The term Quds comes from the Arabic name for Jerusalem which has been the center of conflict between Israelis and Palestinians for many years. As John Beacham, a protester and coordinator of the Answer Coalition in Chicago explained, Jerusalem, and specifically the Al-Aqsa mosque, is the center of Muslim worship. Beacham stressed the importance of people being able to worship where they choose to, stating, “The Israeli government is trying to not just take over Jerusalem but prohibit Palestinian Muslims and honestly Palestinian Christians from really utilizing those places of worship as a basic human right.”
The Islamic Republic of Iran first established al-Quds day in 1979 for Muslims to show solidarity with the Palestinians and oppose Israel’s occupation of the Masjid al-Aqsa and the Dome of the Rock. It has become an international day of support for Palestinian human rights open to all. Al-Quds Day focuses on supporting a just peace for Palestine and opposing Israel’s control of Jerusalem. Every year since 1979, protests have occurred annually on the last Friday of Ramadan.
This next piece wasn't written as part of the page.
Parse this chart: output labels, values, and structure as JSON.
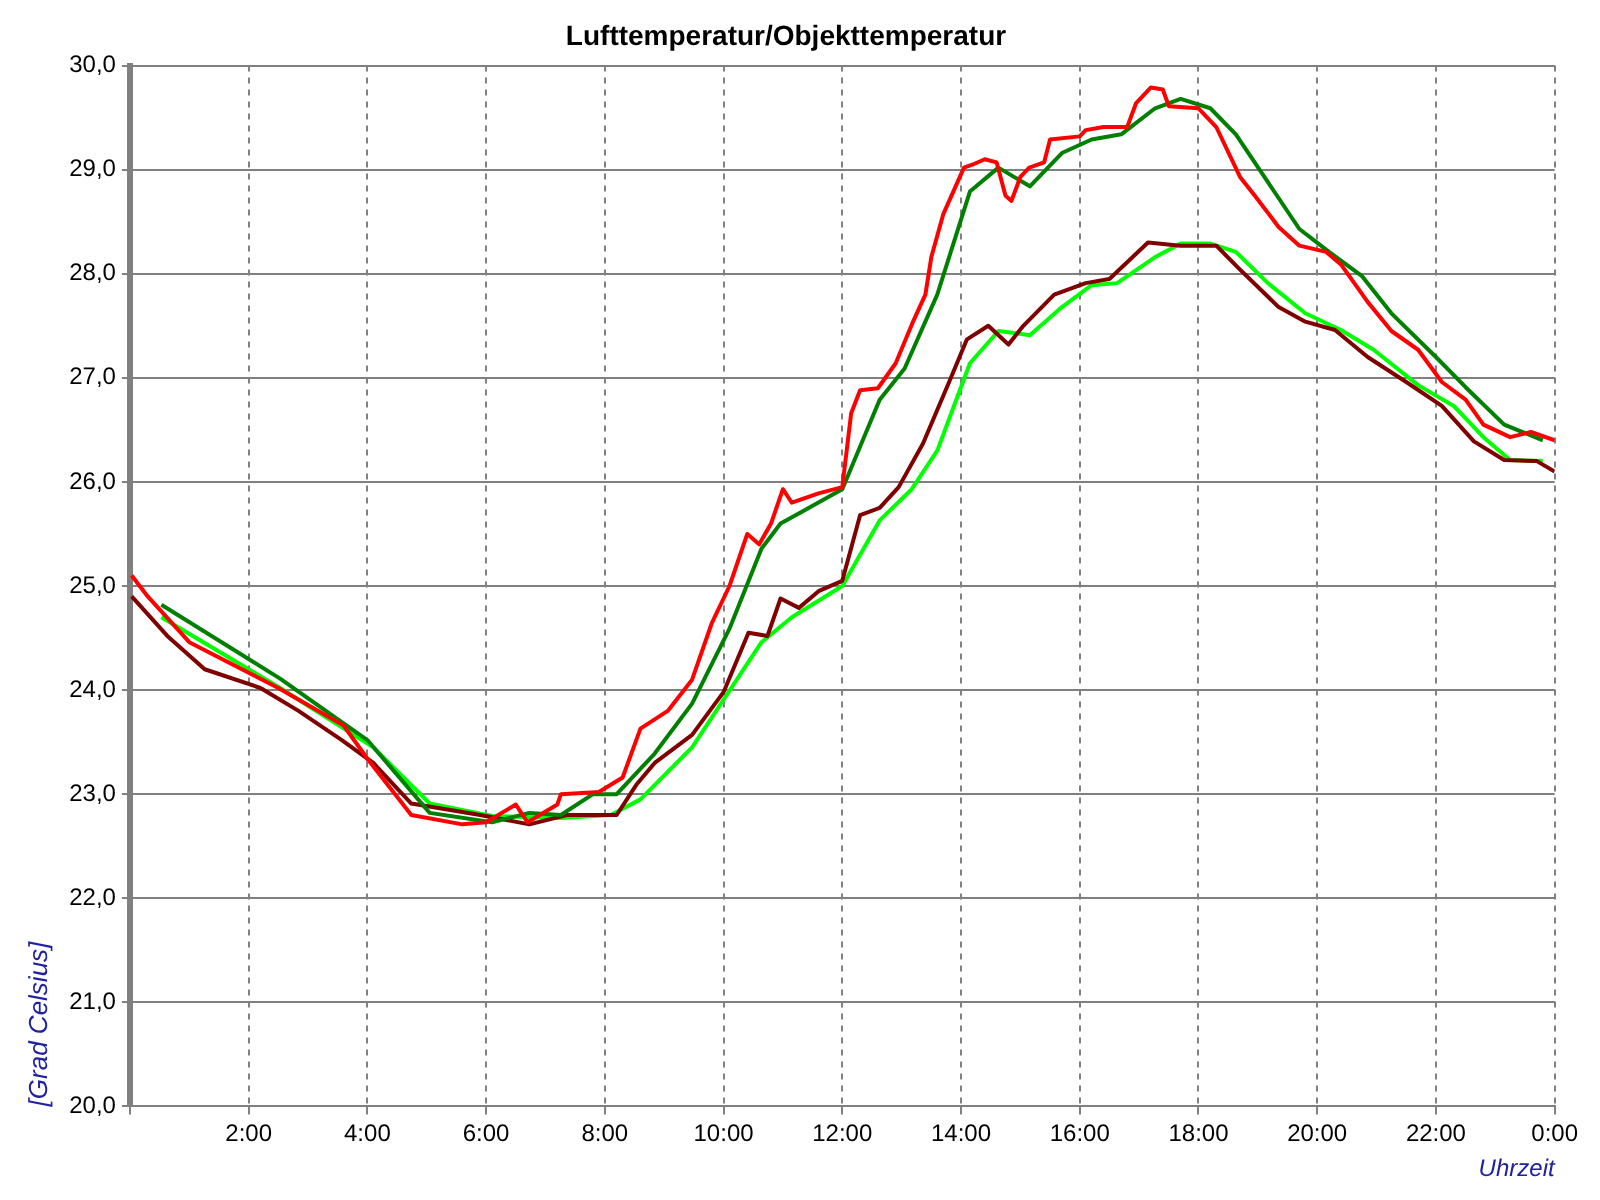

The day is especially significant to Muslims because it is a day in which Muslims renew their faith and their devotion to God for the coming year.
Masooma Haider, a Chicago high school student, emphasized that the occupation and the denial of Palestinian rights is everyone’s problem.
“Lands of Palestinians have been stolen, homes destroyed, families torn
part…Despite the UN targeting Israel in 77 resolutions for its violations of human rights, attacks on Palestinians, and illegal settlements, no action has been taken to protect Palestinians from further harm. This isn’t just a Palestinian problem or an Arab problem, or a Muslim problem, now it’s everybody’s problem. Not a matter of Christianity, Judaism, or Islam. In fact, there are a large number of our Jewish allies standing here and across the world in solidarity with Palestine. They know and we know this is simply a matter of humanity.”
Andleeb Naqvi, a protester and host of the program Subh e Velayat, spoke to the importance of Quds day. She said, “We go and stand with the oppressed against the oppressor, against the tyrants, against everyone who is cruel and unjust.” Naqvi emphasized that Palestinians have been deceived and “crucified for years and years” but also that the oppression of people is happening in places such as Yemen and Syria.
A counter-protest of five people was also present, some of who were members of the Jewish Defense League (JDL).
One counter-protester said that this was not an attempt to “incite” anything, they simply wanted to ensure that both voices were heard and that they are “very concerned about the sanctity of Israel and the safety of [Israel].”
Another counter-protester said that he felt that the timing of the protest was inappropriate, despite it being an annual event, because it was the day after a 13-year-old Israeli girl was murdered by a Palestinian in the occupied West Bank.
Naqvi, however, said that the protestors did not have any malintent, saying:
“We are against injustice regardless if it’s done against a black, a white, an atheist, no matter the race, no matter the religion, no matter East or West. We are with humanity. We stand with human rights. This is what Islam’s message is all about, this is what the teachings of the Prophet are all about; this is the teaching of his progeny.”
Her words truly captured the spirit of the event in that there was a strong desire to stand up for oppressed people around the world. As Naqvi put it, “regardless of where we are, we stand with them.”